Une bataille avait bien eu lieu sur la plaine qui jouxtait l’entrée ouest mais leurs forces avaient été contenues puis anéanties. Sans la retraite, tous seraient morts ce jour-là. Depuis, l’ennemi avait installé ses campements tout autour de la ville et pas même une souris ne pouvait plus entrer ou sortir sans leur consentement.

Un rationnement des ressources avait été ordonné. Les assiégés pouvaient tenir des mois encore mais cela ne serait pas sans affamer les plus démunis.
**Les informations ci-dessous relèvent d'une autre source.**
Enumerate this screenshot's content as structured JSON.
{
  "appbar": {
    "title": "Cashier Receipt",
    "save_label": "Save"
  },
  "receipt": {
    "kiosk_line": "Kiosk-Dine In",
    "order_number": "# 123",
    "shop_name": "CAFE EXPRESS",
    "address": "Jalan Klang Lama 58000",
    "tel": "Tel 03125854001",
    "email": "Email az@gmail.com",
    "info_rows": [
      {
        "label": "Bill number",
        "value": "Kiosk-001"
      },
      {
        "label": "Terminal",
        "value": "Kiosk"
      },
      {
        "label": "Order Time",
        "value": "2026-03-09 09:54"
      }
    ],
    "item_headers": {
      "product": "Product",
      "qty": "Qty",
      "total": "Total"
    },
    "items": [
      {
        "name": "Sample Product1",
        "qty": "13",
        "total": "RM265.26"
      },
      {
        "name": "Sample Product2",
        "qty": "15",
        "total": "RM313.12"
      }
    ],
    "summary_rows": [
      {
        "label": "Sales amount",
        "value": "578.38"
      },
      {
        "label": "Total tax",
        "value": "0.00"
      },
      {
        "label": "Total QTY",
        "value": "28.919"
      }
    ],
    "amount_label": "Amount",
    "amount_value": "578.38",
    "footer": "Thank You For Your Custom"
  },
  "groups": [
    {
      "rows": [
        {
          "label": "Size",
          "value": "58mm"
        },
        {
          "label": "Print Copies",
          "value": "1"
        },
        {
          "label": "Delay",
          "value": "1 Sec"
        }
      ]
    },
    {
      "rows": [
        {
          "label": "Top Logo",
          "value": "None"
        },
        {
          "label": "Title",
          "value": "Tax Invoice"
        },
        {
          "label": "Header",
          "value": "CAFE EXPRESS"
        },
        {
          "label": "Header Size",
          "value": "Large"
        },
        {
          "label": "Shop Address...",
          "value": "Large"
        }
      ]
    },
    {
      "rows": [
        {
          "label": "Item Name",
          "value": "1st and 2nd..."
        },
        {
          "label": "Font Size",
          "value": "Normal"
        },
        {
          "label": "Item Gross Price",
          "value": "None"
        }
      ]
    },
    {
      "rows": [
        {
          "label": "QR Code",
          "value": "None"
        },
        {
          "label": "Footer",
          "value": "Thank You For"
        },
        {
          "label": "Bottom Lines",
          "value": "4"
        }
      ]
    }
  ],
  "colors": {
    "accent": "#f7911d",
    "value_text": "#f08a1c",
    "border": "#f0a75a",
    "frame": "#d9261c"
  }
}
En cette période trouble, Gunder, lui, prospérait. Oh certes, il n’aimait pas la guerre et détestait bien certains côtés de la situation, mais en tant que boulanger, il tenait ses concitoyens par l’estomac et cela n’avait pas de prix. Ou peut-être que si ! La farine qu’il gardait précieusement dans son échoppe ne serait pas éternelle et il comptait bien rentabiliser chaque gramme. Ainsi, il produisait en moins grande quantité et séparait sa marchandise en deux grandes catégories : celle destinée aux riches et celle consacrée aux démunis. Les seconds obtenaient une boule pâteuse, mélange de farine noire et d'une quantité infime de farine blanche tandis que les premiers se voyaient octroyer une portion correcte, au goût et à la texture préservés.

Pour cela peut-être, ces pains finissaient sur la table des nobles du château. Les privations n'étaient pas les mêmes selon le statut social. Quoi qu’il en soit, son esprit était troublé. La veille au soir, de vieux amis s’étaient attablés à ses côtés et avaient énuméré de nombreux griefs contre leurs dirigeants. Il avait acquiescé à certains, juré pour d’autres et vociféré de plus belle, encouragé qu’il était par la bouteille dégotée au marché noir par ses compères. La fin de la soirée était plus opaque mais il se rappelait vaguement avoir ourdi un meurtre ou deux avec les autres. Alors pourquoi afficha-t-il cet air étonné en découvrant, à son retour auprès du four, une petite fiole de poison sur son plan de travail ?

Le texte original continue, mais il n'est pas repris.